JOURNAL ARTICLE

In vivo comparison of changes in glenohumeral translation after arthroscopic capsulolabral reconstructions

David P Magit, James E Tibone, Thay Q Lee
American Journal of Sports Medicine 2008, 36 (7): 1389-96
18375785

BACKGROUND: The objective of this study was to quantify anteroposterior glenohumeral translation of patients undergoing arthroscopic capsulolabral repairs using cutaneous electromagnetic position sensors.

HYPOTHESIS: Anteroposterior translation will be restored after arthroscopic capsulolabral repairs to values similar to the contralateral or uninjured shoulder.

STUDY DESIGN: Cohort study; Level of evidence, 2.

METHODS: With use of an electromagnetic tracking system, preoperative anteroposterior translation was measured in the injured and uninvolved shoulders of 32 patients with a diagnosis of glenohumeral labral tears. Testing was done with patients placed in the supine position with the arm suspended in 90 degrees of abduction and neutral rotation. The American Shoulder and Elbow Society index and range of motion were also measured. Patients with capsulolabral injuries requiring arthroscopic repair were reexamined at 3 and 6 months postoperatively.

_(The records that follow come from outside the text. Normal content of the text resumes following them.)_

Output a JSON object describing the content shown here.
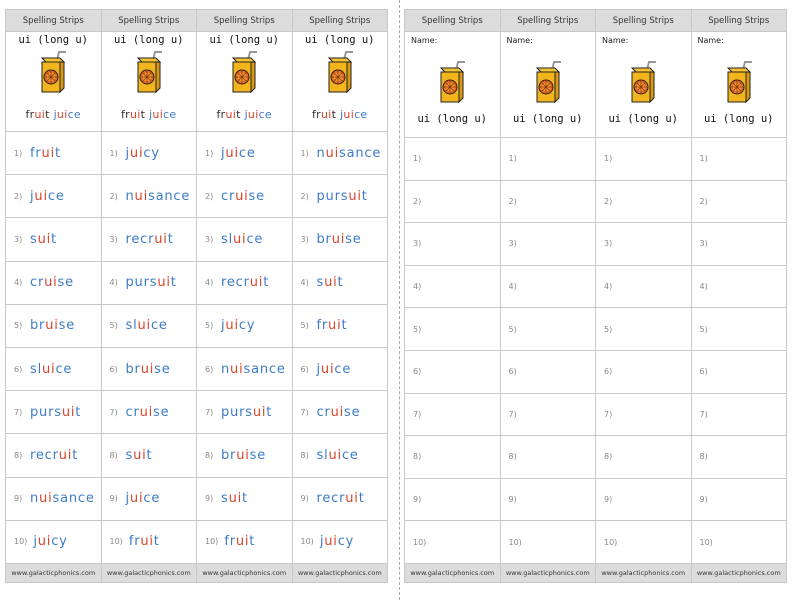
{
  "header_label": "Spelling Strips",
  "footer_label": "www.galacticphonics.com",
  "rule_label": "ui (long u)",
  "caption_parts": [
    {
      "text": "fr",
      "color": ""
    },
    {
      "text": "ui",
      "color": "#d8452b"
    },
    {
      "text": "t ",
      "color": ""
    },
    {
      "text": "j",
      "color": "#3d7cc9"
    },
    {
      "text": "ui",
      "color": "#d8452b"
    },
    {
      "text": "ce",
      "color": "#3d7cc9"
    }
  ],
  "name_label": "Name:",
  "icon": "juice-box-icon",
  "colors": {
    "header_bg": "#dcdcdc",
    "grapheme_red": "#d8452b",
    "word_blue": "#3d7cc9"
  },
  "numbers": [
    "1)",
    "2)",
    "3)",
    "4)",
    "5)",
    "6)",
    "7)",
    "8)",
    "9)",
    "10)"
  ],
  "strips": [
    {
      "words": [
        "fruit",
        "juice",
        "suit",
        "cruise",
        "bruise",
        "sluice",
        "pursuit",
        "recruit",
        "nuisance",
        "juicy"
      ]
    },
    {
      "words": [
        "juicy",
        "nuisance",
        "recruit",
        "pursuit",
        "sluice",
        "bruise",
        "cruise",
        "suit",
        "juice",
        "fruit"
      ]
    },
    {
      "words": [
        "juice",
        "cruise",
        "sluice",
        "recruit",
        "juicy",
        "nuisance",
        "pursuit",
        "bruise",
        "suit",
        "fruit"
      ]
    },
    {
      "words": [
        "nuisance",
        "pursuit",
        "bruise",
        "suit",
        "fruit",
        "juice",
        "cruise",
        "sluice",
        "recruit",
        "juicy"
      ]
    }
  ]
}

RESULTS: In patients with anteroinferior/posteroinferior capsulolabral repairs, glenohumeral translation at 3 and 6 months postoperative (P < .0001) was significantly decreased compared with preoperative values (P = .0007) and the uninvolved side (pre-operative, P = .04; postoperative, P = .002). In patients with superior capsulolabral (superior labral anterior-posterior) repairs, the mean glenohumeral translation at 3 and 6 months postoperative was decreased significantly compared with the preoperative value; however, no significant differences were found between the uninvolved side (preoperative, P = .5) and the operative shoulder (postoperative, P = .2). By 6-month follow-up, no significant difference existed in external rotation when compared with pre-operative values for either repair group.

CONCLUSION: Arthroscopic superior capsulolabral reconstructions successfully restored anteroposterior translation. However, arthroscopic capsulolabral techniques for treating recurrent anterior or posterior instability resulted in decreased anteroposterior translation compared to the uninvolved side while restoring external rotation.